For the last few days, I've been watching videos of Iranian women taking off their headscarves and cutting their hair after the violent death of Mahsa Amini. And I'm looking for names and people I met five years ago in Iran. It was my solo trip, the crowning glory of all my previous trips to the Middle East.
Then, five years ago, I wrote on Instagram under my photo with Sepideh, the girl who helped me understand Iranian society: Two worlds, but only one door. Thank you, Iran for thousands of your kilometers of green fields, mountains, rivers and deserts, for the iftar nights and your thousands of other forms, as I mount the hidden tide and travel back home. The subject tonight is love to all of you that I met in my new home. Sepideh, Abiha, Samin, Masood, Ben, Neda, Majid... It is hard to leave when you are leaving the people who know how to share and love.

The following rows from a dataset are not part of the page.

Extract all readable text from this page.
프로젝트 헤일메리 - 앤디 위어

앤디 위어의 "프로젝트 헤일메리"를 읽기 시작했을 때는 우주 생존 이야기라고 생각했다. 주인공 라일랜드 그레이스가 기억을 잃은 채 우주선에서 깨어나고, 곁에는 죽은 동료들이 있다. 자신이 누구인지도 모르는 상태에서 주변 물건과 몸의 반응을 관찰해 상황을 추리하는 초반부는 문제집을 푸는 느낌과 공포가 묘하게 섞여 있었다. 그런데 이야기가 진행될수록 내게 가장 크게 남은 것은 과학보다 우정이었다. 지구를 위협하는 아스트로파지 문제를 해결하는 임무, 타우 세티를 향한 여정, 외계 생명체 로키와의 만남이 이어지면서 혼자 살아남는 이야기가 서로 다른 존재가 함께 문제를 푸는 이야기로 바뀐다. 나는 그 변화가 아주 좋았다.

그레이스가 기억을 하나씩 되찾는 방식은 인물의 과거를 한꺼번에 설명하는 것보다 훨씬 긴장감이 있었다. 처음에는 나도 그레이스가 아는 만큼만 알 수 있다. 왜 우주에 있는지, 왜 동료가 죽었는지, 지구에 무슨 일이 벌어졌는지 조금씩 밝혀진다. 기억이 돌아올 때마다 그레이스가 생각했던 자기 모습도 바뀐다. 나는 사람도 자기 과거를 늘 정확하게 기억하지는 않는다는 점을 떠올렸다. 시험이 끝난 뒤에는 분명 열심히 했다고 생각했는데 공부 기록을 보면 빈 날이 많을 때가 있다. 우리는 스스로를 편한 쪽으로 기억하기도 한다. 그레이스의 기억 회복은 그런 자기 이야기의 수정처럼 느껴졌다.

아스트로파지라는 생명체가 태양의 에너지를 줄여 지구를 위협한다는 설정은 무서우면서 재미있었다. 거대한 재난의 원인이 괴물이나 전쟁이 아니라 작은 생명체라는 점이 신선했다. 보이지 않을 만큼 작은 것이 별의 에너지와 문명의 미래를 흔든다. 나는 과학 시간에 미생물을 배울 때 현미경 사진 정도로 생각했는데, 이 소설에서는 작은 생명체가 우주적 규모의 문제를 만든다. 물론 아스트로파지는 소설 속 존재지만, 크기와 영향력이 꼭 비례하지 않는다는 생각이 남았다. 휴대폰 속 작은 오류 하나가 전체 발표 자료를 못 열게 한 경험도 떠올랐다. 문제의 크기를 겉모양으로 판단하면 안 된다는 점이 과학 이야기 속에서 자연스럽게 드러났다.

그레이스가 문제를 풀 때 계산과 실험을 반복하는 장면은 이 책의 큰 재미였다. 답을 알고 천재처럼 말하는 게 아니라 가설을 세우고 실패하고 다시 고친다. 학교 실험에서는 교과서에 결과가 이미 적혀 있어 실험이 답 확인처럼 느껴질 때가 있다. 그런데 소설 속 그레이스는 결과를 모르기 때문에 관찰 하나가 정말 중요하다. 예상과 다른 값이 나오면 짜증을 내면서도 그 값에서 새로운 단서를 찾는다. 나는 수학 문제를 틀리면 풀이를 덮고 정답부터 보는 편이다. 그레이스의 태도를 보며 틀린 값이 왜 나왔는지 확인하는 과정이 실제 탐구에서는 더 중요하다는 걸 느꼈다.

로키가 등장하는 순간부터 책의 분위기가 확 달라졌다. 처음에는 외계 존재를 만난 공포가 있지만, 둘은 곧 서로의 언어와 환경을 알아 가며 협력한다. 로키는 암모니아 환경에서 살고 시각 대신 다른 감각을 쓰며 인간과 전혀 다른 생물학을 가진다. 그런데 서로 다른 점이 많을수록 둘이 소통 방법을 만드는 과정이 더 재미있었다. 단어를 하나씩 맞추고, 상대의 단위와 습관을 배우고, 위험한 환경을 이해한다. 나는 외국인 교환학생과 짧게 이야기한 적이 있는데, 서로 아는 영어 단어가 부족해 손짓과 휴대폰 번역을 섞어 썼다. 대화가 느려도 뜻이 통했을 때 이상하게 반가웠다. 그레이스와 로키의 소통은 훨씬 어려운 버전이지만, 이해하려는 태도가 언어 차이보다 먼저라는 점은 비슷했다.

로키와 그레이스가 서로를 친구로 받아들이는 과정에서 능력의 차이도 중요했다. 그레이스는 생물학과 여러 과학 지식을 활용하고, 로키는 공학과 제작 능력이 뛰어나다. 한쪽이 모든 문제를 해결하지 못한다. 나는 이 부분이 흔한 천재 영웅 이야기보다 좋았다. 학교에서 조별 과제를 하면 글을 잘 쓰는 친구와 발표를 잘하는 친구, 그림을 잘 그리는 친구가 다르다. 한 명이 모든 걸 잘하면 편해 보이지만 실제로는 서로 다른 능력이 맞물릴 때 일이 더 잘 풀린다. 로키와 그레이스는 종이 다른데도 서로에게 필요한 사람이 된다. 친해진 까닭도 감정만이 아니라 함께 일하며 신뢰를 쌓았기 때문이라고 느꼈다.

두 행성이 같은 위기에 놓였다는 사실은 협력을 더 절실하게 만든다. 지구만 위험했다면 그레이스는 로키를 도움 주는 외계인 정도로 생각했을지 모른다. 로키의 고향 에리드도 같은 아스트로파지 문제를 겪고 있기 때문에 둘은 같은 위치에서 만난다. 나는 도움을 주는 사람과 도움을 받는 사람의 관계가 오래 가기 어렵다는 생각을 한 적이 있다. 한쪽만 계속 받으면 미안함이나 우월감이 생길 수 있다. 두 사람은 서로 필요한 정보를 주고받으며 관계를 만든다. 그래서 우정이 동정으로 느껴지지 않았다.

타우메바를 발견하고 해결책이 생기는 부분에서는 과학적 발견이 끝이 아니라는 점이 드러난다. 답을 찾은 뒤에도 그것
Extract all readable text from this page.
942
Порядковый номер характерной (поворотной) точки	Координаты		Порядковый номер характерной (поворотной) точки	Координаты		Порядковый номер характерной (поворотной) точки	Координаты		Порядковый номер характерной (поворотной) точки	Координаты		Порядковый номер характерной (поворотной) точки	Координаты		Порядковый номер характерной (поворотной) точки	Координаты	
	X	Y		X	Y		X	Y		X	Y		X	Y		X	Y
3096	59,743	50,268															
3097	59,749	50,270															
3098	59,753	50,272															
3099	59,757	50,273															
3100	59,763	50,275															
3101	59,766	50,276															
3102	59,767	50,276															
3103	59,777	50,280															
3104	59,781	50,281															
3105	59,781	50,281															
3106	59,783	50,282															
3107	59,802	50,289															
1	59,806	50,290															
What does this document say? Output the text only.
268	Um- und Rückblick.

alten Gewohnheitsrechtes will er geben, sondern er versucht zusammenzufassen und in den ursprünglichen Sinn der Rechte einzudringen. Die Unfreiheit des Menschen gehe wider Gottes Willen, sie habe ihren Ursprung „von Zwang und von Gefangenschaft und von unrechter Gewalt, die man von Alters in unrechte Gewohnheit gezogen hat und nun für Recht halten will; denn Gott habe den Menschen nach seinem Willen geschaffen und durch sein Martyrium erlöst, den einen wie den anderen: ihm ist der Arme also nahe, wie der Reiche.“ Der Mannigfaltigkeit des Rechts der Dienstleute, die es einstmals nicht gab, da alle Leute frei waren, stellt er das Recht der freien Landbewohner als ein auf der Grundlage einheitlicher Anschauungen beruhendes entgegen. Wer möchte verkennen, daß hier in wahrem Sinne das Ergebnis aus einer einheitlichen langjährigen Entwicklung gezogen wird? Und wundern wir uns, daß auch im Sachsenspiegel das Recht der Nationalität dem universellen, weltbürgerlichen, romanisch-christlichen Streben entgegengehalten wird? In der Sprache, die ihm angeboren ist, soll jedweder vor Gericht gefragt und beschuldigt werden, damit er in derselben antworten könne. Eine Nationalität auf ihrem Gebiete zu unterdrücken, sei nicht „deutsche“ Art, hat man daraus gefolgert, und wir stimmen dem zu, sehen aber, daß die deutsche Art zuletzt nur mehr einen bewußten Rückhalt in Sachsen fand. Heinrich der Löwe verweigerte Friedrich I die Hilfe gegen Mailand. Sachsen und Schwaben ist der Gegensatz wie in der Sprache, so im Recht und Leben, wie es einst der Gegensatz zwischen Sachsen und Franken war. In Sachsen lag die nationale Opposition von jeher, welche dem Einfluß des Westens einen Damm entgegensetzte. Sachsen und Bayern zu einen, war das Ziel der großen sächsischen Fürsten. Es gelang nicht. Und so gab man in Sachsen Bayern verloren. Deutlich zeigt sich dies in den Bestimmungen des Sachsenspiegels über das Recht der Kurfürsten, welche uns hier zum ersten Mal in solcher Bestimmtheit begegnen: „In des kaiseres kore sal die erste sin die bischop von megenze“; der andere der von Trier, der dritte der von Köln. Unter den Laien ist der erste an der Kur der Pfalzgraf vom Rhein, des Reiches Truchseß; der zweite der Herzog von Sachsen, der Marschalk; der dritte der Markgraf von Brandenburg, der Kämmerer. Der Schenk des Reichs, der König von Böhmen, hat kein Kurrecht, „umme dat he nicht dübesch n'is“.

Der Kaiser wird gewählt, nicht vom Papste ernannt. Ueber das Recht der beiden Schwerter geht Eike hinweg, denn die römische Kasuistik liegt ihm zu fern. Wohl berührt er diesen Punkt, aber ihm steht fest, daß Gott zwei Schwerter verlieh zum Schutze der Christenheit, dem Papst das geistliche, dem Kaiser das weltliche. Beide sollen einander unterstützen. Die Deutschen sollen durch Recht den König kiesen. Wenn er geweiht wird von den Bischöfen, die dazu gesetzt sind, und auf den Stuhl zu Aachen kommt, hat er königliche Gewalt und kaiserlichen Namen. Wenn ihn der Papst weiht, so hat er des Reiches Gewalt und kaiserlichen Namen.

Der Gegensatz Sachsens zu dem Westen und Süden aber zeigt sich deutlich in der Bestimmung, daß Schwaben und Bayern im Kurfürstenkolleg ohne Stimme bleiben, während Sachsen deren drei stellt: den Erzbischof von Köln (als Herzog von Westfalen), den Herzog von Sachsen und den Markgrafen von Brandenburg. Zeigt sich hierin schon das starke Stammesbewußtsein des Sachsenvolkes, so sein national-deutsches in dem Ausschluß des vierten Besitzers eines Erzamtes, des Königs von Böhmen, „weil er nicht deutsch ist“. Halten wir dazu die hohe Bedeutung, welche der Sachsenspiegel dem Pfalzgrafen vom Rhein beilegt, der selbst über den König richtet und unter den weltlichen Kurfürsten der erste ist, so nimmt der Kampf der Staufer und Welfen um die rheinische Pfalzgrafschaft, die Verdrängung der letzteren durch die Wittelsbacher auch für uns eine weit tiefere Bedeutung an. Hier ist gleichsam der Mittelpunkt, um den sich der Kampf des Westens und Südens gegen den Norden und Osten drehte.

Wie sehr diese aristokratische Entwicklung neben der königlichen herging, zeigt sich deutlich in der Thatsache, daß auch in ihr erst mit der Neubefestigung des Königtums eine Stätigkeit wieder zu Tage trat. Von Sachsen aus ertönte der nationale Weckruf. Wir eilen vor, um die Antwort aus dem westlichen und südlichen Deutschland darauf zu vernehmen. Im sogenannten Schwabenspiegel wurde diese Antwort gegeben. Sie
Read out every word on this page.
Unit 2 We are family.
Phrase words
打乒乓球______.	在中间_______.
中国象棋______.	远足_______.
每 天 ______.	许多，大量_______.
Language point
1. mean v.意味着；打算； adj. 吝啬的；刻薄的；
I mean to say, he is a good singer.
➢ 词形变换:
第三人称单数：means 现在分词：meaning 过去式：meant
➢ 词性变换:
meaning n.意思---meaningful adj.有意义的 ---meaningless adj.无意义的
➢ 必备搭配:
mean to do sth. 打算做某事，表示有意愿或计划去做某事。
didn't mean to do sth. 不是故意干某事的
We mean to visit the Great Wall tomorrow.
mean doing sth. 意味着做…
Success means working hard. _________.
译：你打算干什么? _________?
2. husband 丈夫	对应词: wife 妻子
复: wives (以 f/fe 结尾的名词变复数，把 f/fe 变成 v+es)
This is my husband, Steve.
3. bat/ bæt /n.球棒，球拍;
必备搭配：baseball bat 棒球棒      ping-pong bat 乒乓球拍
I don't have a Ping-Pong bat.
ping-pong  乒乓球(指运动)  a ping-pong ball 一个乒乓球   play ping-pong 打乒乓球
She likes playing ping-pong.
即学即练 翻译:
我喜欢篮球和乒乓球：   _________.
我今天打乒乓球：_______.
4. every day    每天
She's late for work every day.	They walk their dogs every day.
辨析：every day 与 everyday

Pathetic or whatever, Iran remained for me a place that completely changed me in every way from the first moment I landed. In understanding personal biases, complications and shades of gray, resistance and courage. That's when I realized that not every veiled woman is religious. I don't think I've ever seen braver and more open people, and I'm talking about half of the country. I was amazed by the courage of women and the risk they are willing to take.
Today I became anxious about the fate of all those people and I realized that some are safe, whatever safety means in the West, but that after five years I don't even know if they exist. I want to go back to Iran and again and I stand behind every haircut, behind every rebellion, behind every dance in public. Those were my people there. Not the ones they fill your head with.